Batching
When you call IUnitOfWork.SaveChanges, LightSpeed flushes all pending changes – inserts, updates and deletes – to the database. To reduce the number of round‑trips to the database, LightSpeed collects these pending changes into batches for submission into the database.
Note that LightSpeed always commits changes under the aegis of a transaction. Therefore, even if there are more SQL statements than will fit in one batch, you are still guaranteed that the save will be atomic.
Customising the Batch Size
By default, LightSpeed collects pending changes into batches of 10.
You can override the default batch size by setting LightSpeedContext.UpdateBatchSize in code, or the updateBatchSize attribute in configuration.

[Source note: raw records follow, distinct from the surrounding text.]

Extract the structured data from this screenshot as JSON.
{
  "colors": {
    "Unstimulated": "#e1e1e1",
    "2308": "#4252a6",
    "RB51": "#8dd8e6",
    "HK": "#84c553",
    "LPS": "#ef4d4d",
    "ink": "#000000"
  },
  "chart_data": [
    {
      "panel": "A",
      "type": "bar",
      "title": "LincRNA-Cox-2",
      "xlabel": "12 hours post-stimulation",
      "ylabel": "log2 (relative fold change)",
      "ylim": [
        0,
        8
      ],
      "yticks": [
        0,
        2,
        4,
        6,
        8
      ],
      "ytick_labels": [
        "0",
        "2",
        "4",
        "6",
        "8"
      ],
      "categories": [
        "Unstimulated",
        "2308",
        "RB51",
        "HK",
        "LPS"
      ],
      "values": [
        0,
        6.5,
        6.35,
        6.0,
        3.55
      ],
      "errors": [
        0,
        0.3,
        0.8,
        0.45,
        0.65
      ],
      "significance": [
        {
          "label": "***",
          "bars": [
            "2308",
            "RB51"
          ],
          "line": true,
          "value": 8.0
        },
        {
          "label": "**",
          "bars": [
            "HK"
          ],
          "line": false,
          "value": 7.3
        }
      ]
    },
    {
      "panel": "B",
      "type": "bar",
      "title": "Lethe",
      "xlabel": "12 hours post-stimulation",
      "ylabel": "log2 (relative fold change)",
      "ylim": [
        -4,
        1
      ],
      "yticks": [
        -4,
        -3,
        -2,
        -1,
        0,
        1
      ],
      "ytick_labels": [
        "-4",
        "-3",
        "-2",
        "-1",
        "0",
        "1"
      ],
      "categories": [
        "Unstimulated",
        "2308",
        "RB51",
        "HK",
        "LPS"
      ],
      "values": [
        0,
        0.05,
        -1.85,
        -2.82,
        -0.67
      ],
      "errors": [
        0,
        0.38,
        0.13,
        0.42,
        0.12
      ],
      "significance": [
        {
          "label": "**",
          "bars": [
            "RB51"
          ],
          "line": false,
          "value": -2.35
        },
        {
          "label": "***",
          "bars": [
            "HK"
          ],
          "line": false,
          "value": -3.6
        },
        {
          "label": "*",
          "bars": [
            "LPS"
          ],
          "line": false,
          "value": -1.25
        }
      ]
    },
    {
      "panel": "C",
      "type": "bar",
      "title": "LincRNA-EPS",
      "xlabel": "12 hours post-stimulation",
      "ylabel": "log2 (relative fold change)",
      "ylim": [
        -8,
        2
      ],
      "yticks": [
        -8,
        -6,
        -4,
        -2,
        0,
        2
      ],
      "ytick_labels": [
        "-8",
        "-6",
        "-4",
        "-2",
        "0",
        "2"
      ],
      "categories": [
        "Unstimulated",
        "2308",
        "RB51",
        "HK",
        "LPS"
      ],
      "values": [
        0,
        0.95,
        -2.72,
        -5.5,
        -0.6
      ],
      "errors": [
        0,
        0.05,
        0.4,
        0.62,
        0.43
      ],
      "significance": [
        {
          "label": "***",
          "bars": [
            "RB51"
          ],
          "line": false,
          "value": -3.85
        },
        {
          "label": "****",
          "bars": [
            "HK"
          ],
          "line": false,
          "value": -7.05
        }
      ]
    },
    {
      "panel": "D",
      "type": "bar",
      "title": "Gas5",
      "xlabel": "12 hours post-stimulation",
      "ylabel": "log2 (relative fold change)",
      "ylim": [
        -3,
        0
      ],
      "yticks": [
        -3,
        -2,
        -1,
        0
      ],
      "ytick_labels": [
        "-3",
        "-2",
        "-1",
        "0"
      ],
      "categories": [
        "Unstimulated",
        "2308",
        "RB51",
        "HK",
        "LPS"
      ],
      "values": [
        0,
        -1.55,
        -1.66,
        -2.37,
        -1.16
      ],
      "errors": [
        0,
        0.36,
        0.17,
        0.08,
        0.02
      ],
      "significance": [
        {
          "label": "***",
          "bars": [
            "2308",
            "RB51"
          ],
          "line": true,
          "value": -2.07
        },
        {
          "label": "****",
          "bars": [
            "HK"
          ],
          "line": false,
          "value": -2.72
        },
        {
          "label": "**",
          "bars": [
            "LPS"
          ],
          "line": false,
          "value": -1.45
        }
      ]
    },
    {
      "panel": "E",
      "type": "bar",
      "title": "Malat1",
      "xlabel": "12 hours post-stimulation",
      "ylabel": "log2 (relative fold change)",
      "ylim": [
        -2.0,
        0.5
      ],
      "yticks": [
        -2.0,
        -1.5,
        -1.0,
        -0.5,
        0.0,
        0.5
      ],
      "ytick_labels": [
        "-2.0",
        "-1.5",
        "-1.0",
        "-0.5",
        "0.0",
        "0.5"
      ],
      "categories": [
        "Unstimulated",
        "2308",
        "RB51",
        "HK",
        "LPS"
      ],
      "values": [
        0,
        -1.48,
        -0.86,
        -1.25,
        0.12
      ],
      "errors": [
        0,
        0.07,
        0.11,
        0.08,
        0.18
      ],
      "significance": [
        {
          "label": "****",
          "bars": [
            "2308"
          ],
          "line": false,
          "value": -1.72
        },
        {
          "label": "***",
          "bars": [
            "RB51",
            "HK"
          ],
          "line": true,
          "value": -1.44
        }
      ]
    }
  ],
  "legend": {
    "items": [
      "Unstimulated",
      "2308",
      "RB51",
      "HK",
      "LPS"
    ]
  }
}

Customising the batch size in configuration |
<add name="Test" |
Customising the batch size in code |
_context.UpdateBatchSize = 20; |
Increasing the batch size will reduce the number of database round‑trips during a large save, but results in much longer SQL commands. Increasing batch size too far can therefore reduce performance instead of improving it. If you make a change, be sure to measure the impact on a system whose configuration (speed, throughput, latency) is as similar as possible to your production system. Particularly in low latency environments, reducing round trips may be a poor trade off.
Identity Columns and Batching
The IdentityColumn identity method defeats batching, because LightSpeed has to query for the database-allocated Id after each insert. Identity columns should be used only when required for compatibility with existing databases.
Databases and Batching
Some databases do not support batching. On these databases, each SQL statement is run as a separate command regardless of batching settings.